Symantec Access Management

Tech Tip : CA Single Sign-On : Clusters fail while nodes are still up

  • 1.  Tech Tip : CA Single Sign-On : Clusters fail while nodes are still up

    Broadcom Employee
    Posted 06-01-2018 07:00 AM

    Issue:

     

    We have identified an unexpected behavior in CA SSO 12.7 bi-cluster
    setup that leads to down time condition. We perceive it as a deviation
    from the intended functionality and would like it to be resolved by
    producing a patch for current or closest future release. Here is the
    scenario.

     

    The Setup: CA SSO PS infrastructure is setup in 2 clusters with 3
    nodes in each (1.1, 1.2, 1.3 and 2.1, 2.2, 2.3 respectively) and a
    failover threshold of 50%. The "enable failover" feature between
    cluster nodes is turned off.

     

    The bug: In a failover scenario we managed to reach a reproducable
    state where the entire agent infrastructure was down while 2 out of 6
    Policy servers were still up but idling by executing the following
    failover test scenario:

     

    Steps :

     

    1. Nodes 1.1 and 1,2 are shutdown. Result: All agents gradually
    failover from Cluster 1, as expected, due to availability dropping
    to 33% and Cluster 2 becoming preferred.

     

    2. Node 2.2 is shutdown. Result: All agents are staying on Cluster 2
    because it still is on 66%.

     

    3. Node 2.3 is shutdown. Result: All agents are down and disconnected
    from Cluster 1 and Cluster 2 which still have 33% capacity each.

     

    This is obviously a problem: 2 servers are still up but do nothing,
    while the entire agents environment in both data centers is down.

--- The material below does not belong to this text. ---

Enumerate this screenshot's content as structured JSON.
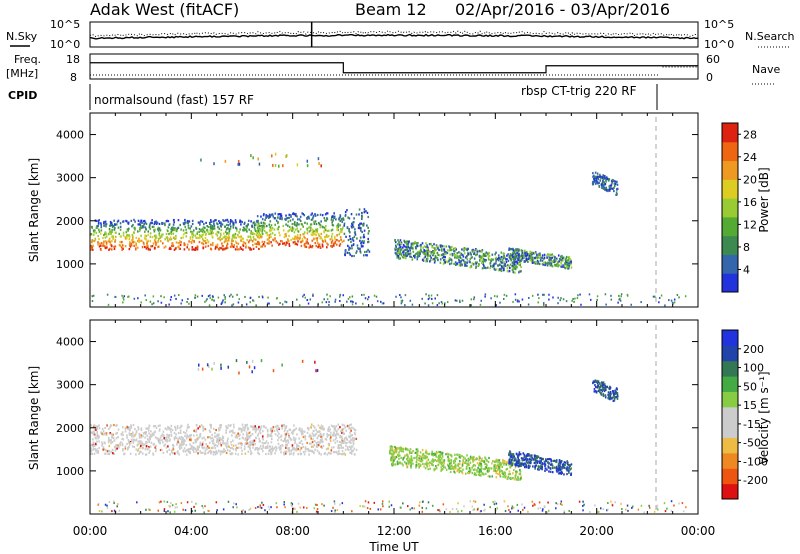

The
    only way to workaround the bug is to NOT use failover threshold at
    all, i.e. setting it to 33% so that agents keep hammering the poor
    cluster 1 until it faints off, all the while cluster 2 would enjoy its
    100% capacity. This has to be addressed.

     

    Here's a sample to illustrate it :

     

    We have 6 Policy Servers configured in 2 clusters as follows:

     

    Cluster A : 1.1, 1.2, 1.3
    Cluster B : 2.1, 2.2, 2.3

     

    The failover threshold is set to 50%, which means that the cluster
    will be considered down when there is a minimum of 50% of the Policy
    Servers in that cluster unavailable. They do the following:

     

    Steps :

     

    1. Nodes 1.1 and 1.2 are shutdown. Result: All agents gradually
    failover from Cluster 1, as expected, due to availability dropping
    to 33% and Cluster 2 becoming active.

     

    2. Node 2.2 is shutdown. Result: All agents are staying on Cluster 2
    because it still is on 66%.

     

    3. Node 2.3 is shutdown. Result: All agents are down and disconnected
    from Cluster 1 and Cluster 2 which still have 33% capacity each.

     

    We expect (as the doc mentioned) to have requests still going to

     

    Cluster B available nodes.

     

    Resolution:

     

    The behavior observed is expected and working as designed. To avoid
    the cluster to be considered down when there is still 1 Policy Server
    up, the Failover threshold should be set to less than 30%. Another
    option is to set a third cluster with all the Policy Servers to there
    would be the two available nodes there.

     

    KB : KB000099632